ComplexityMeasures.jl icon indicating copy to clipboard operation
ComplexityMeasures.jl copied to clipboard

Reproducibility for `OrdinalPatternEncoding`

Open kahaaga opened this issue 1 year ago • 3 comments

Currently, the isless_rand function, which we use as the default value comparator for OrdinalPatternEncoding, will not give reproducible results.

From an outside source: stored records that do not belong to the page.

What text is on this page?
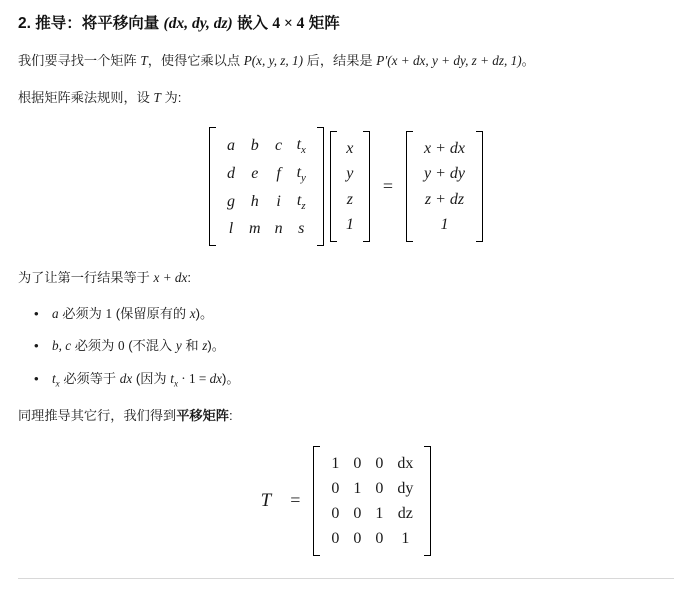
2. 推导：将平移向量 (dx, dy, dz) 嵌入 4 × 4 矩阵

我们要寻找一个矩阵 T，使得它乘以点 P(x, y, z, 1) 后，结果是 P′(x + dx, y + dy, z + dz, 1)。

根据矩阵乘法规则，设 T 为:

a	b	c	$t_x$
d	e	f	$t_y$
g	h	i	$t_z$
l	m	n	s
x
y
z
1
=
x + dx
y + dy
z + dz
1

为了让第一行结果等于 x + dx:

• a 必须为 1 (保留原有的 x)。
• b, c 必须为 0 (不混入 y 和 z)。
• $t_x$ 必须等于 dx (因为 $t_x \cdot 1 = dx$)。

同理推导其它行，我们得到平移矩阵:

T	=
1	0	0	dx
0	1	0	dy
0	0	1	dz
0	0	0	1
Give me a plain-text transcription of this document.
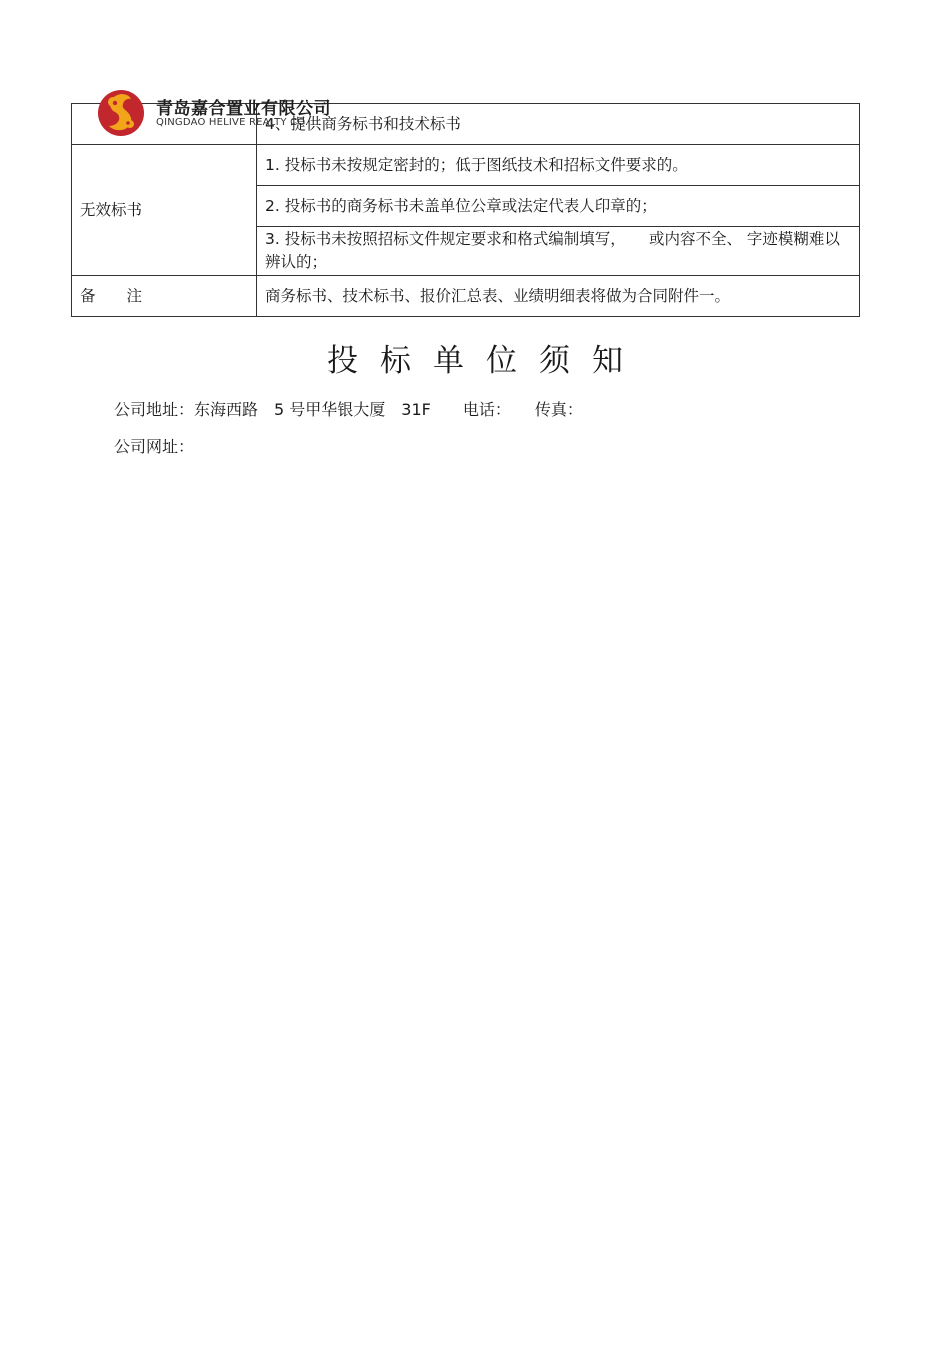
青岛嘉合置业有限公司
QINGDAO HELIVE REALTY CO.
	4、提供商务标书和技术标书
无效标书	1. 投标书未按规定密封的；低于图纸技术和招标文件要求的。
	2. 投标书的商务标书未盖单位公章或法定代表人印章的；
	3. 投标书未按照招标文件规定要求和格式编制填写，　　或内容不全、 字迹模糊难以辨认的；
备　　注	商务标书、技术标书、报价汇总表、业绩明细表将做为合同附件一。
投标单位须知
公司地址：东海西路　5 号甲华银大厦　31F　　电话：　　传真：
公司网址：
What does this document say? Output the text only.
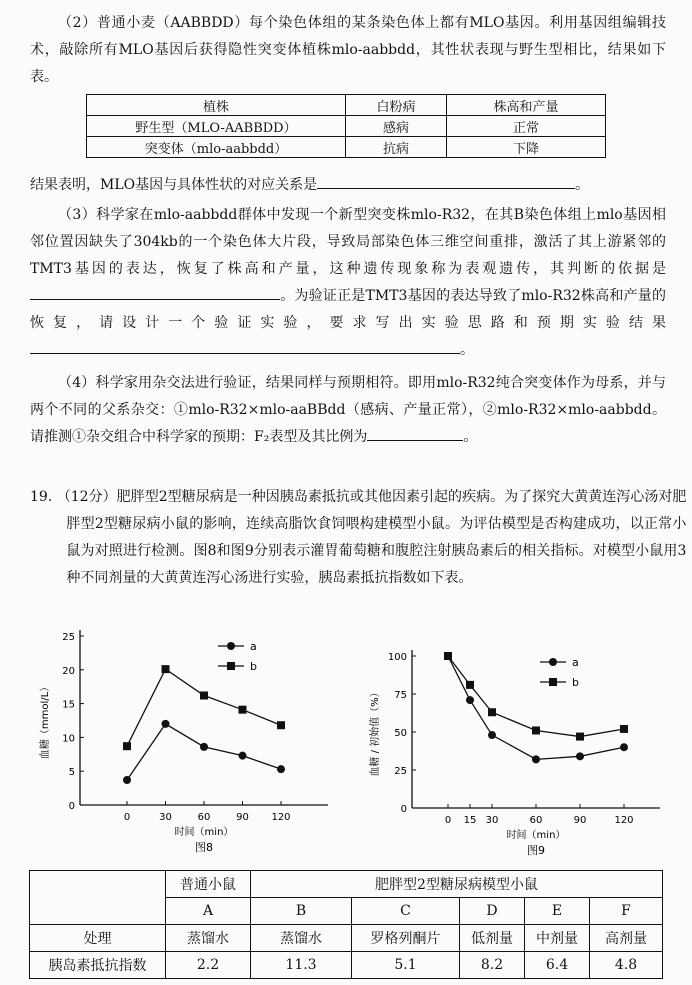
（2）普通小麦（AABBDD）每个染色体组的某条染色体上都有MLO基因。利用基因组编辑技术，敲除所有MLO基因后获得隐性突变体植株mlo-aabbdd，其性状表现与野生型相比，结果如下表。

植株	白粉病	株高和产量
野生型（MLO-AABBDD）	感病	正常
突变体（mlo-aabbdd）	抗病	下降

结果表明，MLO基因与具体性状的对应关系是	。

（3）科学家在mlo-aabbdd群体中发现一个新型突变株mlo-R32，在其B染色体组上mlo基因相邻位置因缺失了304kb的一个染色体大片段，导致局部染色体三维空间重排，激活了其上游紧邻的TMT3基因的表达，恢复了株高和产量，这种遗传现象称为表观遗传，其判断的依据是。为验证正是TMT3基因的表达导致了mlo-R32株高和产量的恢复，请设计一个验证实验，要求写出实验思路和预期实验结果。

（4）科学家用杂交法进行验证，结果同样与预期相符。即用mlo-R32纯合突变体作为母系，并与两个不同的父系杂交：①mlo-R32×mlo-aaBBdd（感病、产量正常），②mlo-R32×mlo-aabbdd。请推测①杂交组合中科学家的预期：F₂表型及其比例为	。

19. （12分）肥胖型2型糖尿病是一种因胰岛素抵抗或其他因素引起的疾病。为了探究大黄黄连泻心汤对肥胖型2型糖尿病小鼠的影响，连续高脂饮食饲喂构建模型小鼠。为评估模型是否构建成功，以正常小鼠为对照进行检测。图8和图9分别表示灌胃葡萄糖和腹腔注射胰岛素后的相关指标。对模型小鼠用3种不同剂量的大黄黄连泻心汤进行实验，胰岛素抵抗指数如下表。

0
5
10
15
20
25
0	30	60	90 120
a
b
血糖（mmol/L）
时间（min）
图8
0
25
50
75
100
0 15 30	60	90	120
a
b
血糖 / 初始值（%）
时间（min）
图9
	普通小鼠	肥胖型2型糖尿病模型小鼠				
	A	B	C	D	E	F
处理	蒸馏水	蒸馏水	罗格列酮片	低剂量	中剂量	高剂量
胰岛素抵抗指数	2.2	11.3	5.1	8.2	6.4	4.8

This is because we don't provide an rng argument to the rand call.

To solve this, we could either:

  • Force the user to provide their custom lt function, taking care of reproducibility themselves (not preferable IMHO)
  • Include rng as a field to both OrdinalPatternEncoding and OrdinalPatterns, which gets passed on to isless_rand.

Or maybe there's a better way?

kahaaga avatar Jan 13 '24 09:01 kahaaga

rng should be a field of the encoding. it doesn't have to be a field of OrdinalPatterns, only give as an input to it.

Datseris avatar Jan 14 '24 11:01 Datseris

will not give reproducible results

Note that this is only a problem if there are duplicate datapoints in the timeseries.

Datseris avatar Jan 14 '24 11:01 Datseris

Note that this is only a problem if there are duplicate datapoints in the timeseries.

The problem occurs if there are tied values inside any state vector, since it is the individual state vectors that are sorted to map them onto an ordinal pattern.

kahaaga avatar Jan 17 '24 01:01 kahaaga